Dalai Lama in Deutschland eingetroffen

Knapp drei Monate vor Beginn der Olympischen Spiele in Peking wartet die Öffentlichkeit auf Äußerungen des 73-Jährigen zu den anti-chinesischen Protesten in Tibet und zu seinen Bemühungen um Verhandlungen mit Peking.

Das geistliche und weltliche Oberhaupt der Tibeter will seinen Deutschland-Besuch offenbar nutzen, um den Druck auf die chinesischen Führer zu erhöhen. Die Vortragsreise des 14. Dalai Lama, Tenzin Gyatso, steht unter dem Motto “Kein Frieden ohne Menschenrechte”. Und es war wohl kein Zufall, dass er in einem “Spiegel”-Interview den Chinesen Menschenrechtsverletzungen in seiner Heimat vorwarf. Höhepunkt des Besuchs dürfte am kommenden Montag eine Ansprache auf einer “Großen Solidaritätskundgebung für Tibet” vor dem Brandenburger Tor in Berlin sein.
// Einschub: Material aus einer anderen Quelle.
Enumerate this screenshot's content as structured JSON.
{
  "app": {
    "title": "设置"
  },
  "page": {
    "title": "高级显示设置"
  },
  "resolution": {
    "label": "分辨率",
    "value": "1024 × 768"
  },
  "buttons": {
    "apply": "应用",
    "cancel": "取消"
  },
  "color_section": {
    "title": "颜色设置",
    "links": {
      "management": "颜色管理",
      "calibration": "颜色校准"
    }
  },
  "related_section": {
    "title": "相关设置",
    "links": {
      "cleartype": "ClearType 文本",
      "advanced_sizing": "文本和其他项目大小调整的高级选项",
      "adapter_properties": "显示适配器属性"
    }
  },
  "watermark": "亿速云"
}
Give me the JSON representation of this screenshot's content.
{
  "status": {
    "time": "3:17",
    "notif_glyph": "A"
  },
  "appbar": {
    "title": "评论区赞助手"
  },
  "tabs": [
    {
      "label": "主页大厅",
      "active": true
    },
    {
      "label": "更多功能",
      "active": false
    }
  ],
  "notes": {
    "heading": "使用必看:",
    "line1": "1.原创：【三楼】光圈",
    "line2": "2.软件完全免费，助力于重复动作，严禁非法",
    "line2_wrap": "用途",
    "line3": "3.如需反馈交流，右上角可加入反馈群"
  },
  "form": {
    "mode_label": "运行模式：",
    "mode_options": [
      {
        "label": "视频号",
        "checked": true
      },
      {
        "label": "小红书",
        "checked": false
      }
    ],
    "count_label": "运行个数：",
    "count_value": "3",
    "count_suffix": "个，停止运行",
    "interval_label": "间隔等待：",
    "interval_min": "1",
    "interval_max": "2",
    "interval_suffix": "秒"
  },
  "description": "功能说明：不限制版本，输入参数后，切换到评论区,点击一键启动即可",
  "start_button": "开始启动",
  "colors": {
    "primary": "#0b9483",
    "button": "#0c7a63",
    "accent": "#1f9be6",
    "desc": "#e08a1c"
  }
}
Der Besuch hat für politische Verstimmungen gesorgt. Sowohl Außenminister Frank-Walter Steinmeier als auch Bundespräsident Horst Köhler lehnten eine Zusammenkunft mit dem Dalai Lama ab, nachdem es im vergangenen Jahr wegen eines Empfangs des Exil-Oberhaupts durch Bundeskanzlerin Angela Merkel im Berliner Kanzleramt scharfe Proteste Pekings gegeben hatte. Andere Politiker sind weniger reserviert. Unmittelbar nach seiner Ankunft in Frankfurt am Main trifft der Dalai Lama am Donnerstag mit dem hessischen Ministerpräsidenten Roland Koch zusammen. Und danach reißt der Strom bekannter Namen nicht ab: Auf dem Terminkalender stehen Treffen mit Bundestagspräsident Norbert Lammert, dem Vorsitzenden des Auswärtigen Ausschusses des Bundestags, Ruprecht Polenz, Entwicklungshilfeministerin Heidemarie Wieczorek-Zeul, Grünen-Chefin Claudia Roth und der Vorsitzenden des parlamentarischen Menschenrechtsausschusses, Ex-Justizministerin Herta Däubler-Gmelin, dem Unions-Faktionschef Volker Kauder und den Ministerpräsidenten von Nordrhein-Westfalen und Niedersachsen, Jürgen Rüttgers und Christian Wulff.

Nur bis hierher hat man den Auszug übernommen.